Enfin, si Perrier a beaucoup insisté sur le rôle des femmes dans la mémorisation fidèle des enseignements, et leur rôle dans la validation de cette fidélité à la source (comme il était de tradition là encore dans la qoubala juive), je voudrais citer un exemple qui me semble relever du bon sens : celui du Magnificat.

Le bon sens nous dit, si du moins on croit dans l'authenticité des évangiles, que l'auteur du Magnificat n'est autre que la Sainte Vierge, Marie. Saint Luc aurait donc, dans son "enquête minutieuse" bien pris soin de recueillir le témoignage de Marie (en même temps, ça parait assez évident).
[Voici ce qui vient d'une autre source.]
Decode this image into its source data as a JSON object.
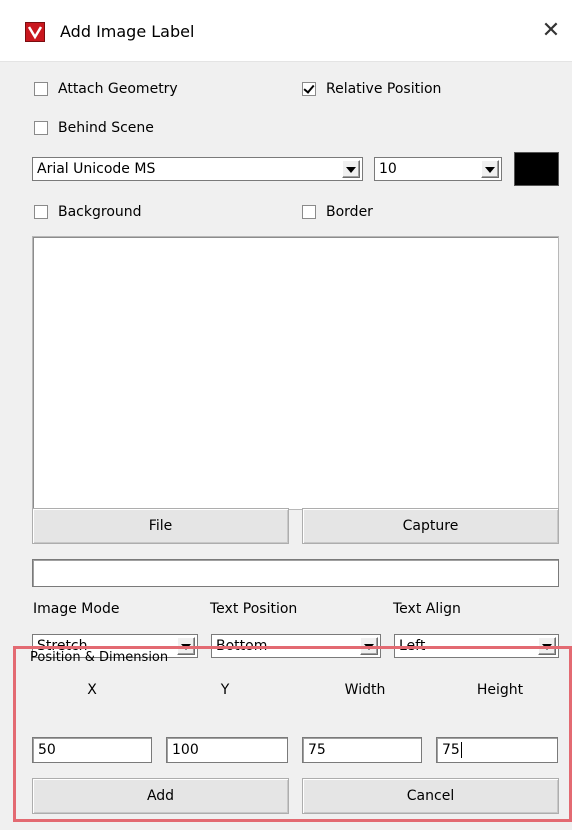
{
  "window": {
    "title": "Add Image Label",
    "icon": "app-logo-icon",
    "close_icon": "close-icon"
  },
  "checkboxes": {
    "attach_geometry": {
      "label": "Attach Geometry",
      "checked": false
    },
    "relative_position": {
      "label": "Relative Position",
      "checked": true
    },
    "behind_scene": {
      "label": "Behind Scene",
      "checked": false
    },
    "background": {
      "label": "Background",
      "checked": false
    },
    "border": {
      "label": "Border",
      "checked": false
    }
  },
  "font": {
    "family": "Arial Unicode MS",
    "size": "10",
    "color": "#000000"
  },
  "buttons": {
    "file": "File",
    "capture": "Capture",
    "add": "Add",
    "cancel": "Cancel"
  },
  "path_value": "",
  "image_options": {
    "image_mode_label": "Image Mode",
    "image_mode_value": "Stretch",
    "text_position_label": "Text Position",
    "text_position_value": "Bottom",
    "text_align_label": "Text Align",
    "text_align_value": "Left"
  },
  "position_dimension": {
    "title": "Position & Dimension",
    "x_label": "X",
    "y_label": "Y",
    "width_label": "Width",
    "height_label": "Height",
    "x_value": "50",
    "y_value": "100",
    "width_value": "75",
    "height_value": "75"
  },
  "highlight_color": "#e36a72"
}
Ce cantique s'inscrit dans une tradition de la culture de Judée à l'époque, là encore, qui consistait pour les grands événements d'une famille, à composer un cantique en prenant des éléments des Saintes Ecritures, comme aujourd'hui on fait un album photos ou un petit film pour la naissance d'un enfant. C'est véritablement un "souvenir" que l'on créé à cette occasion. En cela, le Magnificat n'a rien de culturellement original. Mais il est à noter que ce Magnificat de Marie est extrêmement riche des références aux Saintes Ecritures (une cinquantaine) et extrêmement bien structuré. Or ce chant, dont on ne peut saisir toute l'esthétique, il me semble, qu'en araméen, date nécessairement d'un peu avant la naissance de Jésus. Il est pourtant à l'honneur dans un évangile dont on tient à dater la composition dans la deuxième moitié du premier siècle.

Je sais bien, le Magnificat ne fait pas à lui tout seul un évangile. Mais puisqu'il est du domaine du bon sens de considérer que les rédacteurs des évangiles n'ont pas "inventé" ce qu'ils ont mis dedans, et qu'ils ont reçu leurs enseignements en araméen, pourquoi considérer qu'ils auraient attendu de passer au grec pour "fixer" et "structurer" ces enseignements. Ca n'a tout bonnement pas de sens. A la limite, qu'on croit que Jésus ait enseigné en grec, et que tout ce petit monde communiquait habituellement en grec, je pourrais comprendre dans ce cas qu'on considère l'évangile grec comme première source fixe. Mais manifestement ce n'est pas le cas, historiquement pas cohérent. Alors il faut aller au bout du raisonnement : les apôtres ne se sont pas baladés pendant un demi-siècle avec des bribes anarchiques d'enseignements à transmettre, qu'ils auraient passé plus de temps à traduire qu'à fixer.

Pour aller dans le sens de Libremax, c'est vrai que rien de tout ça ne constitue des preuves, mais l'ensemble est parfaitement cohérent (et extrêmement signifiant par bien des aspects - notamment pour ce qui est des témoignages à deux voies, ou pour les structures en colliers), et il n'y a de toute façon aucune preuve du contraire.